Film humanizes sexual deviants

“You did a bad thing,” an elderly mother tells her son who has been released from prison after exposing himself to a minor. “That doesn’t mean you’re a bad person.” Director Todd Field’s satiric yet brooding “Little Children” has the audacity to make three-dimensional human beings out of pedophiles and adulterers.

The film, based on a novel by Tom Perrotta and adapted by Perrotta and Fields, tells the story of multiple pairs of lives colliding in a suburban neighborhood. An idling housewife named Sarah Pierce (Kate Winslet) and sexually frustrated, stay-at-home father, Brad Adamson (Patrick Wilson), form a risky bond when they take their children to the town pool. A pedophile, Ronnie McGorvey (Jackie Earle Haley) is tormented by former police officer Larry Hedges (Noah Emmerich). Each character is written with a depth and humanity seldom found in American filmmaking today. There are disquieting attributes within each but also elements that stimulate our compassion — from the rash ex-officer with a troubled past to the timid sex offender who endures a great loss.

The cast is uniformly excellent. Winslet offers a standout performance by bringing a vulnerability and longing to Sarah’s predicament via a performance that relies just as much on the actress’s eyes as her vocal inflections. Haley rises to the occasion and effectively elicits the audience’s sympathy. His reliance on his mother, played by Phyllis Somerville, is touching, as he regards her with a childlike sense of dependence.
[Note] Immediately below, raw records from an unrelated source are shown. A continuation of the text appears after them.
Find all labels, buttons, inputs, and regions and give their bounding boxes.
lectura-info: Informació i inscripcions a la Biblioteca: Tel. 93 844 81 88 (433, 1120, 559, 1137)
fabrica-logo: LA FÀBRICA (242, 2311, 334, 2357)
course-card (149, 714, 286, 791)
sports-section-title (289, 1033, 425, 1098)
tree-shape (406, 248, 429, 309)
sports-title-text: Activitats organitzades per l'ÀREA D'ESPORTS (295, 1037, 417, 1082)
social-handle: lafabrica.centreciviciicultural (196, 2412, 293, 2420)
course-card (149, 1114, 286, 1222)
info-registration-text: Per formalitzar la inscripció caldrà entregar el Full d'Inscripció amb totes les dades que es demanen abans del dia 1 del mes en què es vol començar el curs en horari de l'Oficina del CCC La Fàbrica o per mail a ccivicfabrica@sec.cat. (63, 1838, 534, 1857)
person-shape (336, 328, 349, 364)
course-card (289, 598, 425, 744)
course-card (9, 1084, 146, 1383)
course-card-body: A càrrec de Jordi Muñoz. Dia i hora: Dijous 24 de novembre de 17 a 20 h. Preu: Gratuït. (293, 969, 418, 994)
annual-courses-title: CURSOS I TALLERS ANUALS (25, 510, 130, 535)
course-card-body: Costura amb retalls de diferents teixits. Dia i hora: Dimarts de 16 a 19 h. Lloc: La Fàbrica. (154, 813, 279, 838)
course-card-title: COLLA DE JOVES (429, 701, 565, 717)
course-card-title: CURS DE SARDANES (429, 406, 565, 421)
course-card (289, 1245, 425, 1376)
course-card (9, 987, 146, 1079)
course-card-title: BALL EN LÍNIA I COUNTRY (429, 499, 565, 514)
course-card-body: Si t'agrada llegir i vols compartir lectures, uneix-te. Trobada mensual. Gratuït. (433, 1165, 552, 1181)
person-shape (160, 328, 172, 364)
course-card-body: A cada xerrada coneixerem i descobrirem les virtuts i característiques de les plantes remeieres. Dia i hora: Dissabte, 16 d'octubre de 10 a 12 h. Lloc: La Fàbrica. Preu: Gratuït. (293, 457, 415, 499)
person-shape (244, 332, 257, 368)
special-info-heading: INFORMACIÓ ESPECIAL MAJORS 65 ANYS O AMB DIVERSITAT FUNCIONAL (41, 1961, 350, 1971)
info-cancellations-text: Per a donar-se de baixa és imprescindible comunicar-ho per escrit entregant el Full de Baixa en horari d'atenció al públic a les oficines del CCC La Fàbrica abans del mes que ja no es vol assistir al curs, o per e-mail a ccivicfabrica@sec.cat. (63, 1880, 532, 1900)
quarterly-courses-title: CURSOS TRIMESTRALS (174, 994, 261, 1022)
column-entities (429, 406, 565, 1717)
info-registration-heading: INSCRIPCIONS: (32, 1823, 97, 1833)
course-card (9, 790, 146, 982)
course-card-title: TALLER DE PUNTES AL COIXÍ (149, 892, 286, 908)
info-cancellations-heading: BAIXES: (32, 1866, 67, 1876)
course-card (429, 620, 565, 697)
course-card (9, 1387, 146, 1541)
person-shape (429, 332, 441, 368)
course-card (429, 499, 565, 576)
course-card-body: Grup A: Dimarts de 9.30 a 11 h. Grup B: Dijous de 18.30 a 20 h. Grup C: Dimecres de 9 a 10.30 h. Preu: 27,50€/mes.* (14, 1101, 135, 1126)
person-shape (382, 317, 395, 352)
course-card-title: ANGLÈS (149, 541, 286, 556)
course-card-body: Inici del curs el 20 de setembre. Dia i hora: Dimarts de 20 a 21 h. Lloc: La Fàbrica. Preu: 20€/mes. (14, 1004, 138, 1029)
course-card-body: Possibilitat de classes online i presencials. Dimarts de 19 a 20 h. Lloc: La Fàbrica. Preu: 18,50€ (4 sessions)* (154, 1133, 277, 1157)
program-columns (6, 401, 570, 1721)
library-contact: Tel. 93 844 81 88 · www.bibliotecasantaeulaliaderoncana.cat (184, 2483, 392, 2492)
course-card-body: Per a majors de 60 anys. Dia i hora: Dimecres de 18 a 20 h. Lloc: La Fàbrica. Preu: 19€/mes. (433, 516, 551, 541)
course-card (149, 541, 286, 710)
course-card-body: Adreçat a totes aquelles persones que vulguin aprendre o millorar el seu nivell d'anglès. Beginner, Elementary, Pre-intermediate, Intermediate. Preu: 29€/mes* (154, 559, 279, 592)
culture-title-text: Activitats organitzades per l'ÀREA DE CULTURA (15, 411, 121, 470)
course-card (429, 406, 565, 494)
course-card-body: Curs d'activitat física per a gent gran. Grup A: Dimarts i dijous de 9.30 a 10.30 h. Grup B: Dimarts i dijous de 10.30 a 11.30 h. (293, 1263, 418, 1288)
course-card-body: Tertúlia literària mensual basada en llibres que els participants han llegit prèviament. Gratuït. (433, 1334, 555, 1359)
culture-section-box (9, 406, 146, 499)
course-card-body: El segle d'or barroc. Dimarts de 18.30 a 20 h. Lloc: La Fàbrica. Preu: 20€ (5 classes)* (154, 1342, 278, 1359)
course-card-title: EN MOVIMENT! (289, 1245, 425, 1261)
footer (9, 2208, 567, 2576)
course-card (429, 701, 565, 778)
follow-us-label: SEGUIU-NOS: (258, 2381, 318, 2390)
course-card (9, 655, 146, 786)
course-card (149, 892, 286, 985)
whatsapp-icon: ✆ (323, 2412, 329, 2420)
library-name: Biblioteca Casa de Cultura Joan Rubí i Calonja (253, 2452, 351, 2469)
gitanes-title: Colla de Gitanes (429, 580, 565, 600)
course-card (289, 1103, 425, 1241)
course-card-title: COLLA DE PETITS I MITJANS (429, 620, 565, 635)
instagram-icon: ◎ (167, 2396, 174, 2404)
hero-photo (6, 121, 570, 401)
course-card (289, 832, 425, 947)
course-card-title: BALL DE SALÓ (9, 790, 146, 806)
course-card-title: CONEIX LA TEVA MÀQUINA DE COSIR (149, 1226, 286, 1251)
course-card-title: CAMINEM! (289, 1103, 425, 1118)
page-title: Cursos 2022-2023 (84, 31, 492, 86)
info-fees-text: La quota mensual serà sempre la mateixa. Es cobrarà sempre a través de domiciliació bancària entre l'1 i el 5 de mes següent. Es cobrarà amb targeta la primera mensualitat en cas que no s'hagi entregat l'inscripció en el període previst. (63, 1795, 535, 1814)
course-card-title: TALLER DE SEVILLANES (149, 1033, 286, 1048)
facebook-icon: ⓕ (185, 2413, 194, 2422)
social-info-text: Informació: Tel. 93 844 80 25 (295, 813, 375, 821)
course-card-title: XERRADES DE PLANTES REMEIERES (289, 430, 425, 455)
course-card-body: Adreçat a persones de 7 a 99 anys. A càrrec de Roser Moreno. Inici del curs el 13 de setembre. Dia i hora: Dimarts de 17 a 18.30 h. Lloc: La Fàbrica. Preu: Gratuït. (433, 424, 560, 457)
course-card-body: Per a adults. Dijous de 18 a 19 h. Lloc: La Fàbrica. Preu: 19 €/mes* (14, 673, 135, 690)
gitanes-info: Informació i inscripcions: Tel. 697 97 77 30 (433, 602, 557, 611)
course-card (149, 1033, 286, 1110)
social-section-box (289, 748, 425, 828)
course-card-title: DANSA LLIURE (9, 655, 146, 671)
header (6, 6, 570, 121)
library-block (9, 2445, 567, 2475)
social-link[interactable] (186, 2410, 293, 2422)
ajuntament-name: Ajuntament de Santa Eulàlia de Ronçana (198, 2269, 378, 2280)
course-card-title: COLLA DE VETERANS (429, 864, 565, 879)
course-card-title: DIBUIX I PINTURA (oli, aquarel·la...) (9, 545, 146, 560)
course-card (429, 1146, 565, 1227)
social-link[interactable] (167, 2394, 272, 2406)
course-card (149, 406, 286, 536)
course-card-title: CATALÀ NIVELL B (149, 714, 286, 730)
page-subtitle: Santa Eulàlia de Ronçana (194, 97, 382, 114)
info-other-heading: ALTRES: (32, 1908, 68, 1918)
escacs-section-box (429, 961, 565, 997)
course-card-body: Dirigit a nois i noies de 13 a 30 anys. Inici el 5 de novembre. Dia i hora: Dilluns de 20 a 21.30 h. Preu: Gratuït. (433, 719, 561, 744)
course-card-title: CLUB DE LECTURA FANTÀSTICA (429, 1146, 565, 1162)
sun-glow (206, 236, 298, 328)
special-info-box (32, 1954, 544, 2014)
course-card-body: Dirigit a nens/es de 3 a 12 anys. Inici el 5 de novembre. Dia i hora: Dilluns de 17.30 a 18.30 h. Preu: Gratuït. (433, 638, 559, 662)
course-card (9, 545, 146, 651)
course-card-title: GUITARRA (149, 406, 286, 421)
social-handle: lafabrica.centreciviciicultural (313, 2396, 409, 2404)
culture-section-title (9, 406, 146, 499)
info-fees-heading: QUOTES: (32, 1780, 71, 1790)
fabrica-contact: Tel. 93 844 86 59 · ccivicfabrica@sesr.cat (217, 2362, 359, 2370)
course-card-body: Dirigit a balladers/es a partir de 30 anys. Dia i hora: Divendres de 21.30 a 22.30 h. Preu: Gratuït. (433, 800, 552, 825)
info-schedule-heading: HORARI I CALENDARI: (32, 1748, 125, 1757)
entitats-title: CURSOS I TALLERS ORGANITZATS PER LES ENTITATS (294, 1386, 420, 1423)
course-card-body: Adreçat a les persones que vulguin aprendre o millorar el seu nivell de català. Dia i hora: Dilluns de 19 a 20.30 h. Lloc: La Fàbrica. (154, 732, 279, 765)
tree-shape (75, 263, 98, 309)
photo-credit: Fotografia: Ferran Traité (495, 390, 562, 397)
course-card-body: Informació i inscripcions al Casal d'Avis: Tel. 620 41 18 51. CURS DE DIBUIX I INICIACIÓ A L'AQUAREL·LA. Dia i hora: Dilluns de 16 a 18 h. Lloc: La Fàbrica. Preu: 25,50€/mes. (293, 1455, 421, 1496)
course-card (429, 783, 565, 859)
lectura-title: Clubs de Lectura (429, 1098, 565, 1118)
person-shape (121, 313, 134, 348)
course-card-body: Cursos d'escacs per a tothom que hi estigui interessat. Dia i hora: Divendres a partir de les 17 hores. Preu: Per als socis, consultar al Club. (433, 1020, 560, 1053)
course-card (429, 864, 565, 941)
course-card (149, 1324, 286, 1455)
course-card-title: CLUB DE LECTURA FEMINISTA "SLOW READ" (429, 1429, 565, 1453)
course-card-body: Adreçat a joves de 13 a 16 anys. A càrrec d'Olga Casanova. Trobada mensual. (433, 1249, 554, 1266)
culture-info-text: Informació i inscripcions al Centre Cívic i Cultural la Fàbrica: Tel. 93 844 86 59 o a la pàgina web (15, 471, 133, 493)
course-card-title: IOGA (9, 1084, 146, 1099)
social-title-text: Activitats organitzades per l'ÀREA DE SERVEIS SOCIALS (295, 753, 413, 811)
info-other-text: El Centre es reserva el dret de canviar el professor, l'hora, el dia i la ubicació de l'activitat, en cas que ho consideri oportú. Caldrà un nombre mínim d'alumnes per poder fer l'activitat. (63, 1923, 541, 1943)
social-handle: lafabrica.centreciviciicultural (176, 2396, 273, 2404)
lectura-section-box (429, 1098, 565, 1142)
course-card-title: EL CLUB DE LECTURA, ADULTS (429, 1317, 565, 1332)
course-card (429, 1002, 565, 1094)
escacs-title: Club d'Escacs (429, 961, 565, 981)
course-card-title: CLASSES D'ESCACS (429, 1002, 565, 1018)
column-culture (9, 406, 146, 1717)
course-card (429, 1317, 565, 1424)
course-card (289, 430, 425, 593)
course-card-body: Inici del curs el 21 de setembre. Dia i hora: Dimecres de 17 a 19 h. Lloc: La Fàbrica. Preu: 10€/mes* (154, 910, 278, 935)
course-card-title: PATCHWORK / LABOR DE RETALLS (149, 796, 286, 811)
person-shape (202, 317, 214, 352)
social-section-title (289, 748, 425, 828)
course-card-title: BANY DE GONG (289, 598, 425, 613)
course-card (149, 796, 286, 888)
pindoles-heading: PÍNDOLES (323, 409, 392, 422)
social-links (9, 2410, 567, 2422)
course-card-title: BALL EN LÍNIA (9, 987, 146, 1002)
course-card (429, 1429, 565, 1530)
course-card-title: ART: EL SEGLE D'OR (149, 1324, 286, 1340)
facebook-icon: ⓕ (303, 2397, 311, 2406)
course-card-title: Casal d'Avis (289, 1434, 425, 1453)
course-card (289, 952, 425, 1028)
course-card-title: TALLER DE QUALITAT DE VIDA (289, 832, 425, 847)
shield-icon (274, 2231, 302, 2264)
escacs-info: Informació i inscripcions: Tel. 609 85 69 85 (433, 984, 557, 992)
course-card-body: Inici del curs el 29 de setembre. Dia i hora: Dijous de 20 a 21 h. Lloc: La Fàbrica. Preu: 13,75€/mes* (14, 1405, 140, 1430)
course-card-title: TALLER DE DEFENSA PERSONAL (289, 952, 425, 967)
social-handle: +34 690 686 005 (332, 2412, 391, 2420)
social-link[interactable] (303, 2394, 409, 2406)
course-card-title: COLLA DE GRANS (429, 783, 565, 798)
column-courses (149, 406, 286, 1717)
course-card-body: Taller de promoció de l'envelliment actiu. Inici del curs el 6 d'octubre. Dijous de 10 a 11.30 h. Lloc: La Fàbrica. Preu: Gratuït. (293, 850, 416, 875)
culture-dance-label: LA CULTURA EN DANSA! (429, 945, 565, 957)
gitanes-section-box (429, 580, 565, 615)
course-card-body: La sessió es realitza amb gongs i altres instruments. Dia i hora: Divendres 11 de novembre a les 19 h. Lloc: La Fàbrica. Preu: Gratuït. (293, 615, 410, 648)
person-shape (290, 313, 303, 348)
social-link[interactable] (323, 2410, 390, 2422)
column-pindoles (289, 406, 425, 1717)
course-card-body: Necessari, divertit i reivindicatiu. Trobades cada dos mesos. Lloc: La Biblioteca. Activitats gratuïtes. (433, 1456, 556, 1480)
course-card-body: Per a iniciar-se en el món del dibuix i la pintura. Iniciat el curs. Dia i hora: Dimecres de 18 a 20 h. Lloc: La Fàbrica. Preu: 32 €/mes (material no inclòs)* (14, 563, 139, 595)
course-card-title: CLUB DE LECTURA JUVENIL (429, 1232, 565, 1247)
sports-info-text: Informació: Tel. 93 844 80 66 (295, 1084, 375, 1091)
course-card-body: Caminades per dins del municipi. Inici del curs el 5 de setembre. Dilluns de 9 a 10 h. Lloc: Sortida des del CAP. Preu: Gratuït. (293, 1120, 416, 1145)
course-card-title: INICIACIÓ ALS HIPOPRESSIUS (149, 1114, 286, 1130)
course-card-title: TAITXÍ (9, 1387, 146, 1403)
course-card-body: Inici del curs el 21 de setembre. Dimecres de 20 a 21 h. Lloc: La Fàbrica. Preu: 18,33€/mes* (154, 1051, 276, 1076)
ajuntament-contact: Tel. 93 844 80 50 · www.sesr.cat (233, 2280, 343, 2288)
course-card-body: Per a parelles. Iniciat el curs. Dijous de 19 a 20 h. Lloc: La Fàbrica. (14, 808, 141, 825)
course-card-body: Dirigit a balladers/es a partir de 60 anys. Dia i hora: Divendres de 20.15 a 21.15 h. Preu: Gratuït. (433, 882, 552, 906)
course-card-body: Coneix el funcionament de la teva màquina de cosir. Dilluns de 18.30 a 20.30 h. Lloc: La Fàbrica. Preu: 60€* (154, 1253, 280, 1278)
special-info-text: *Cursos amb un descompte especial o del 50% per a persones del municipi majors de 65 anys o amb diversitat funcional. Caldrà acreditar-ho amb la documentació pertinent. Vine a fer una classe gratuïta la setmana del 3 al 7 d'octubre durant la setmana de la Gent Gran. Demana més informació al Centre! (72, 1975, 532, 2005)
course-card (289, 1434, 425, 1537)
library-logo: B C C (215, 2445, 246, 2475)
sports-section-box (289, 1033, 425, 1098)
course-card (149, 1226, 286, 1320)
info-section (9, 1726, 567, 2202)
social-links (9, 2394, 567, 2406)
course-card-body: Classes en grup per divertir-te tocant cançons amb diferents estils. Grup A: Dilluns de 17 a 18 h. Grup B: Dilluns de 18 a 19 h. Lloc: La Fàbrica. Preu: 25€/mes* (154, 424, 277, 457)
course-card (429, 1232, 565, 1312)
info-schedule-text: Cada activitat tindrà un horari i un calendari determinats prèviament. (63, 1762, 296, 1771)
Field successfully molds the film with a style unto himself. He and cinematographer Antonio Calvache implement striking camera angles to stress the dynamics between the adults and their children. Through camera placement and architectural elements within the frame, the parents are depicted as distant yet connected to their children, mirroring the constructs of the script. Protective mothers watch their sons and daughters at a playground while they gossip over neighborhood affairs as though they were schoolgirls themselves.

A train motif is established by Brad’s portrayal of a train collision with his son’s toys. The muted soundtrack is peppered with haunting train whistles, which is indicative of the lives of these various people coming together.

Undoubtedly, the film portrays that something’s amiss in suburbia. It’s been done before, from the heavily lauded “American Beauty” to the sitcom “The Simpsons.” “Little Children” doesn’t rely on the stereotypes of these similarly themed works, offering us instead fully realized characters. As the Hollywood trend seems geared toward fulfilling a monetary quota or saturating a film with an excess of visual effects and pizzazz, it’s refreshing to see such personal and humanistic filmmaking.

“Little Children” was written by Tom Perrotta and Todd Field, and directed by Field.

“Little Children” received 3 1/2 out of 4 stars.